Tradeflock Asia

Southeast Asian countries found themselves grappling with economic shockwaves on Thursday as they faced some of the highest tariffs imposed by the U.S. President Donald Trump. These hefty duties now threaten the economies that previously thrived on investments since Trump’s first-term tariffs on China redirected manufacturing to the region.

Vietnam, hit with a staggering 46% tariff, called for immediate discussions with Washington, deeming the duties “unfair.” Meanwhile, Thailand’s Prime Minister Paetongtarn Shinawatra voiced her intention to negotiate a reduction from the unexpected 37% rate, significantly higher than the anticipated 11%.

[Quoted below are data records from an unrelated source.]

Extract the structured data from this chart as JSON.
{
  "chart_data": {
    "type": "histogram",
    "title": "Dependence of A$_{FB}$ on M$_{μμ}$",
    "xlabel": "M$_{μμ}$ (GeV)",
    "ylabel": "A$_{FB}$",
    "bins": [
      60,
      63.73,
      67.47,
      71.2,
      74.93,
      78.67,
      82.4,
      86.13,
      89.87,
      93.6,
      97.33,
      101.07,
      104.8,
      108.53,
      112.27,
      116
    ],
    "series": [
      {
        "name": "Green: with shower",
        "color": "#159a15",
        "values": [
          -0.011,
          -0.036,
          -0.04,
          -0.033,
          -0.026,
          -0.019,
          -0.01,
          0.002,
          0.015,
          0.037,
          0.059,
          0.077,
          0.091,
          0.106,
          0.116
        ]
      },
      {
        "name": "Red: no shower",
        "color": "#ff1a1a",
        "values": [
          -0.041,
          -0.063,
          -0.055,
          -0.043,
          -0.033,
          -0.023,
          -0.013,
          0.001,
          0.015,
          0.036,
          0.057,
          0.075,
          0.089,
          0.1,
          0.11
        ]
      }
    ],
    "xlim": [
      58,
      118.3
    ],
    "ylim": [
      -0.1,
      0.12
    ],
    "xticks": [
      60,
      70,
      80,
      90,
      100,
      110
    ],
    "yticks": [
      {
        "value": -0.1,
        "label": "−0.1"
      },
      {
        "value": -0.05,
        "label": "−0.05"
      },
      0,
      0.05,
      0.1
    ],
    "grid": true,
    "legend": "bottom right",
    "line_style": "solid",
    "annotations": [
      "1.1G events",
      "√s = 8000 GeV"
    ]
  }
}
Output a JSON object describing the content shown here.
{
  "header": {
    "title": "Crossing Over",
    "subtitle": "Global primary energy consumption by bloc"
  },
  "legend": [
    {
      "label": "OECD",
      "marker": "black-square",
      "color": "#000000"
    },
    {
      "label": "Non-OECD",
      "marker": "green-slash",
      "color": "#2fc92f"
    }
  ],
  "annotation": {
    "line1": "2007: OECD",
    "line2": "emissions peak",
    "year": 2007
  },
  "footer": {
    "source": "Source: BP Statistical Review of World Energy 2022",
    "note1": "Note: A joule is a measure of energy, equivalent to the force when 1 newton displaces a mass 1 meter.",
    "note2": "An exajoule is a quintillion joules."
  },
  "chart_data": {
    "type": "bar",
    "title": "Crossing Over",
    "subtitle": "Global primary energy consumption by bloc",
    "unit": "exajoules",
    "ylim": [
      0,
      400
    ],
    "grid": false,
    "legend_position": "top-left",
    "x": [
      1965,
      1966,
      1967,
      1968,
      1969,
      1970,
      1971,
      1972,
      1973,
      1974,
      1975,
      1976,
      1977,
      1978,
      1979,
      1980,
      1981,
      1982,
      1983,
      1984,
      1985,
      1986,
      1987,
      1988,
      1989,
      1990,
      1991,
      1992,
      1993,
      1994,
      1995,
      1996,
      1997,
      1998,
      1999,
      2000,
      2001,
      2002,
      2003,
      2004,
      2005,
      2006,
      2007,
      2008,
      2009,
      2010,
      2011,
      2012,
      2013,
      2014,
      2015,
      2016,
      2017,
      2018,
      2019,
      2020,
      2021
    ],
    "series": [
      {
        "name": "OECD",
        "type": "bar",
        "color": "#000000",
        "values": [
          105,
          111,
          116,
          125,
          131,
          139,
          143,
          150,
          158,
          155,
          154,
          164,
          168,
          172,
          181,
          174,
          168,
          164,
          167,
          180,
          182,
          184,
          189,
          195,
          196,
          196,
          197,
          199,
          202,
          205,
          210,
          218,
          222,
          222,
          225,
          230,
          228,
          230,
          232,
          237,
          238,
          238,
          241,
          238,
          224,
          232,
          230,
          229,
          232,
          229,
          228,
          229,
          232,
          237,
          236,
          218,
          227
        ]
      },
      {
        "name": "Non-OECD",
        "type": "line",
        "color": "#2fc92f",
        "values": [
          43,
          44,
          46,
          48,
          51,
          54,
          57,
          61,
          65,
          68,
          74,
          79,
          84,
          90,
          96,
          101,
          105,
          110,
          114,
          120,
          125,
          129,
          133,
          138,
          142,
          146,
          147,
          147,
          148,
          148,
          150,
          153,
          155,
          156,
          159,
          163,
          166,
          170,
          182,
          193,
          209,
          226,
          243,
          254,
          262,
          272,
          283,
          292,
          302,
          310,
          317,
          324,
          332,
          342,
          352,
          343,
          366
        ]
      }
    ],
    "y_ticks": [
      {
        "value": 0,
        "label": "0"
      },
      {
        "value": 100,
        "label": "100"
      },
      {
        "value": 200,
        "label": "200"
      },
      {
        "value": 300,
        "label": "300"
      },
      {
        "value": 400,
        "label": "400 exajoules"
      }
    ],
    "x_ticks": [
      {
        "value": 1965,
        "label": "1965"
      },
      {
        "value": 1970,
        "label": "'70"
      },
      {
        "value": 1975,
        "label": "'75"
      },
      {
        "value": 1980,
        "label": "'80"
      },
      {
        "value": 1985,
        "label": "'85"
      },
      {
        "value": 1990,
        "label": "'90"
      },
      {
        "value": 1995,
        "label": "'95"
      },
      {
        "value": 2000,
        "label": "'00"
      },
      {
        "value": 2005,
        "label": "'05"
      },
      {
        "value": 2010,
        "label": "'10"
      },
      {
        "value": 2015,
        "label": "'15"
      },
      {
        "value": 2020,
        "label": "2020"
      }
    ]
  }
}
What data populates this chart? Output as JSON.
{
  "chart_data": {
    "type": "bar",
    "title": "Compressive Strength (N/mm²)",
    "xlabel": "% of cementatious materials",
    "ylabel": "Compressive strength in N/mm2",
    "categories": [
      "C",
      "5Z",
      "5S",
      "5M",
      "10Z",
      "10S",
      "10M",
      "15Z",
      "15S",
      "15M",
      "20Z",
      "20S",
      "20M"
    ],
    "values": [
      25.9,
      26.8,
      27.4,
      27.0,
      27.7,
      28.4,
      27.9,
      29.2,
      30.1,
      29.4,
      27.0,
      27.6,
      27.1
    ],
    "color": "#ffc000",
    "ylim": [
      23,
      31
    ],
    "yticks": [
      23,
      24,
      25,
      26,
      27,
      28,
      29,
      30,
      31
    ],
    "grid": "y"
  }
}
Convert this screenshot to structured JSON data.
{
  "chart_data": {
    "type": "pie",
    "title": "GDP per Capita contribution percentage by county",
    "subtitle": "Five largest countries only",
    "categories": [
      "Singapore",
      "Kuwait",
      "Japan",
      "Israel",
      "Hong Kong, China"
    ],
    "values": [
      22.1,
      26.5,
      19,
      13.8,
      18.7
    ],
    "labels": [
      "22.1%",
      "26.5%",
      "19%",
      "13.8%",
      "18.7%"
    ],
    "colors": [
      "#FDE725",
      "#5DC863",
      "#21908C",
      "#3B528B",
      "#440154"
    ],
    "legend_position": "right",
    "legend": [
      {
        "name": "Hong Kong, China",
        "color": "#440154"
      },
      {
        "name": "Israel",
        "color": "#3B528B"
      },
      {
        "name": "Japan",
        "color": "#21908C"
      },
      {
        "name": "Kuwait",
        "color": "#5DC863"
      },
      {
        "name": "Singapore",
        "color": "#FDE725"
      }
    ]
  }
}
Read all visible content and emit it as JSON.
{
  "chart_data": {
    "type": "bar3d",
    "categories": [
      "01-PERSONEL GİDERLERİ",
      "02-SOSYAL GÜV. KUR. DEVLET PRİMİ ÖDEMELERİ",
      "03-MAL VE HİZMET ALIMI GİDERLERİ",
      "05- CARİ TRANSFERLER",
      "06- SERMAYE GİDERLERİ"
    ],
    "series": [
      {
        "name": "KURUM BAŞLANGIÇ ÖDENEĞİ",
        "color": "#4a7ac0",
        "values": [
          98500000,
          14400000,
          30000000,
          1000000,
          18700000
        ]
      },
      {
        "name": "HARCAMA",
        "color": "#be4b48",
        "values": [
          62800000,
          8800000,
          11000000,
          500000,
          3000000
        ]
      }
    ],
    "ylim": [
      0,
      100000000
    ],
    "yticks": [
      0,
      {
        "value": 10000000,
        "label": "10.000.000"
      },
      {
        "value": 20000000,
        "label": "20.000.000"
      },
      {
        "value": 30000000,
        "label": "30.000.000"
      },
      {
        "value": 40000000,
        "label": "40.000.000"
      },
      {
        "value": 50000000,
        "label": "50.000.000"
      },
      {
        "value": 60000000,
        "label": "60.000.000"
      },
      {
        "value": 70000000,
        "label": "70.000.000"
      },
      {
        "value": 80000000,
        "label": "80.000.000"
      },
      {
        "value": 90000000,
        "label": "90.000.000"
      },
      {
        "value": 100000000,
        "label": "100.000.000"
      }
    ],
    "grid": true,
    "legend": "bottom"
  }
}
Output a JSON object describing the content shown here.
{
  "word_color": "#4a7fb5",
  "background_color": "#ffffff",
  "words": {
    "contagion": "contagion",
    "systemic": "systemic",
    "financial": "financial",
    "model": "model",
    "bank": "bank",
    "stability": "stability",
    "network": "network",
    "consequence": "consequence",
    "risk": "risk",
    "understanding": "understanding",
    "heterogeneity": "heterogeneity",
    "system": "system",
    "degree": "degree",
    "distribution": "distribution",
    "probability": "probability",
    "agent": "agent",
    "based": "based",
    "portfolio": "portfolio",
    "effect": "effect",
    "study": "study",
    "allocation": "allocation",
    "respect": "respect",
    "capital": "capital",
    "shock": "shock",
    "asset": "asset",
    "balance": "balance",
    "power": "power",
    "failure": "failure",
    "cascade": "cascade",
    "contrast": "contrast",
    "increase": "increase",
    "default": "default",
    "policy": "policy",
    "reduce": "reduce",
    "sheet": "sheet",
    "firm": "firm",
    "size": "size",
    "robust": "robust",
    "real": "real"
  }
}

Read More: Thailand Sets Sights on Reducing Trade Surplus with the U.S.

Both nations have been major beneficiaries of the “China+1” strategy, where manufacturers diversified their production away from China to nearby countries to dodge earlier U.S. tariffs.

“We must sit down for detailed negotiations,” stated Shinawatra. “Missing our GDP target is not an option.”

Of the nine Southeast Asian countries targeted by Trump, six received steep tariffs ranging from 32% to 49%. In contrast, the European Union faces a 20% duty, Japan 24%, and India 27%. Despite the blow, none of the affected Southeast Asian countries have announced any plans for retaliatory measures.